Public debt exposure 'down £300bn'
Nov 03 2009
The taxpayer's potential exposure to ailing banks has been cut by more than 300 billion pounds, Alistair Darling said
The taxpayer's potential exposure to ailing banks has been cut by more than £300 billion as a result of Tuesday's shake-up, Chancellor Alistair Darling said.
This is accounted for by the £260 billion in toxic loans - mostly from HBOS - which Lloyds is no longer putting into the taxpayer-backed Asset Protection Scheme (APS).
Meanwhile Royal Bank of Scotland has also cut the risky assets it is placing into the APS by £42 billion from the original £325 billion announced in February.
The Chancellor had pencilled in a maximum £50 billion in losses - around 3.5% of the UK's entire annual economic output - on banking sector interventions in April's Budget.
But the Treasury expects to revise these figures downwards shortly in the Pre-Budget Report "subject to wider factors" - although its purchase of shares will add £13 billion to its cash needs this year.
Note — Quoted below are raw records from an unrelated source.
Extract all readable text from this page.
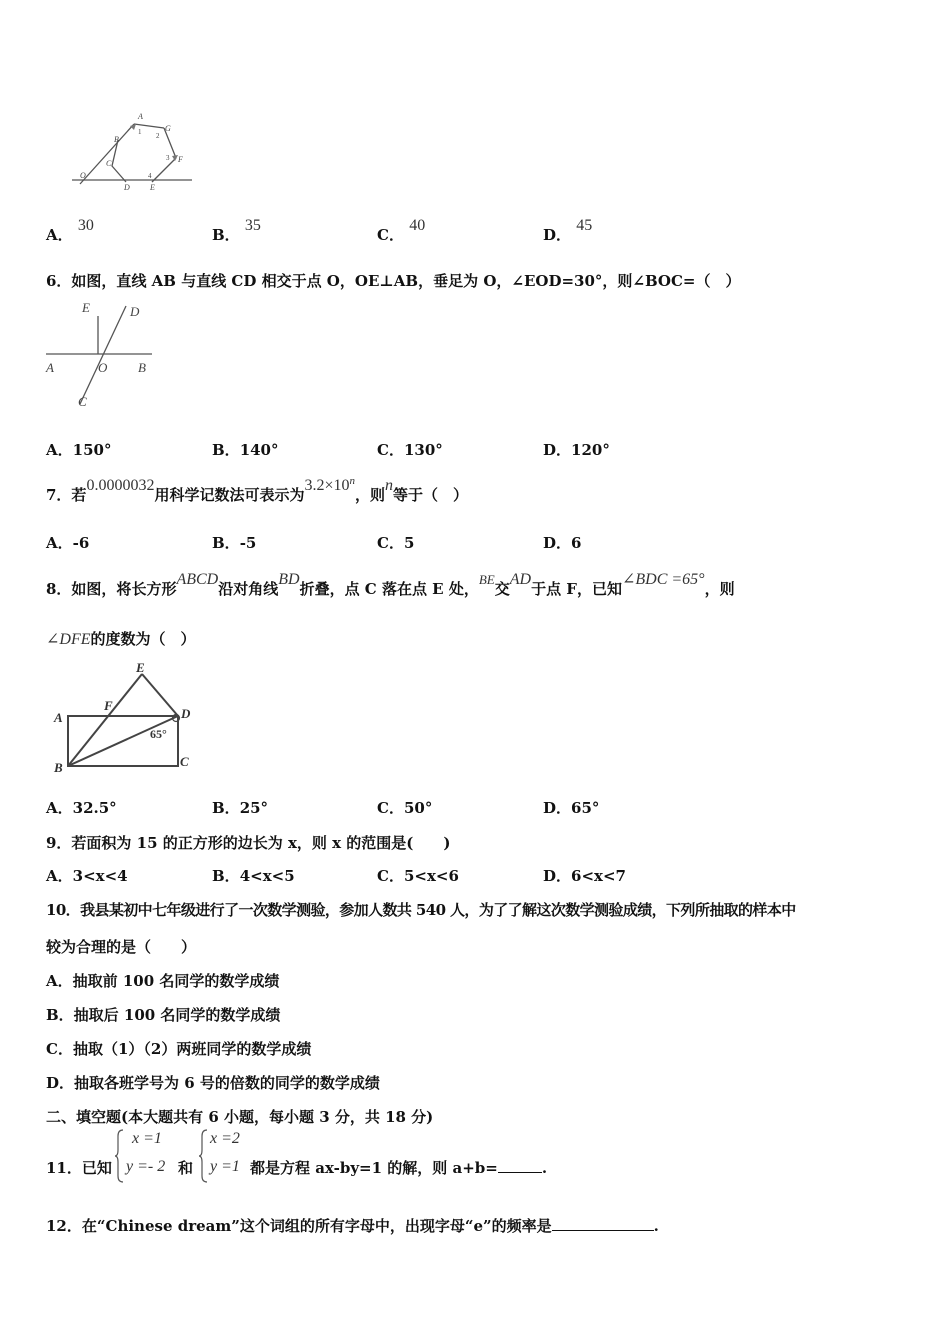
A
1	G
2
B
C
3 F
O
D
4
E
A． 30
B． 35
C． 40
D． 45
6．如图，直线 AB 与直线 CD 相交于点 O，OE⊥AB，垂足为 O，∠EOD=30°，则∠BOC=（　）
E	D
A	O B
C
A．150°	B．140°	C．130°	D．120°
7．若0.0000032用科学记数法可表示为$3.2\times 10^n$，则n等于（　）
A．-6	B．-5	C．5	D．6
8．如图，将长方形ABCD沿对角线BD折叠，点 C 落在点 E 处，BE交AD于点 F，已知∠BDC =65°，则
∠DFE的度数为（　）
E
A
F
D
65°
B	C
A．32.5°	B．25°	C．50°	D．65°
9．若面积为 15 的正方形的边长为 x，则 x 的范围是(　　)
A．3<x<4	B．4<x<5	C．5<x<6	D．6<x<7
10．我县某初中七年级进行了一次数学测验，参加人数共 540 人，为了了解这次数学测验成绩，下列所抽取的样本中
较为合理的是（　　）
A．抽取前 100 名同学的数学成绩
B．抽取后 100 名同学的数学成绩
C．抽取（1）（2）两班同学的数学成绩
D．抽取各班学号为 6 号的倍数的同学的数学成绩
二、填空题(本大题共有 6 小题，每小题 3 分，共 18 分)
11．已知
x =1
y =- 2 和
x =2
y =1 都是方程 ax-by=1 的解，则 a+b=	.
12．在“Chinese dream”这个词组的所有字母中，出现字母“e”的频率是	.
The taxpayer is also nursing paper losses of £4.2 billion on its current £14.5 billion spent on shares in Lloyds, as well as £5.5 billion on the £20 billion pumped into RBS last year.
Now the Government will give an extra £25.5 billion in capital into RBS - although the taxpayer is also on the hook for an extra £8 billion if the bank needs it.
But the APS is now a much cheaper scheme for the bank - in effect "catastrophe insurance" in the words of the bank's directors - with RBS paying £700 million a year until 2011 instead of a £6.5 billion upfront fee.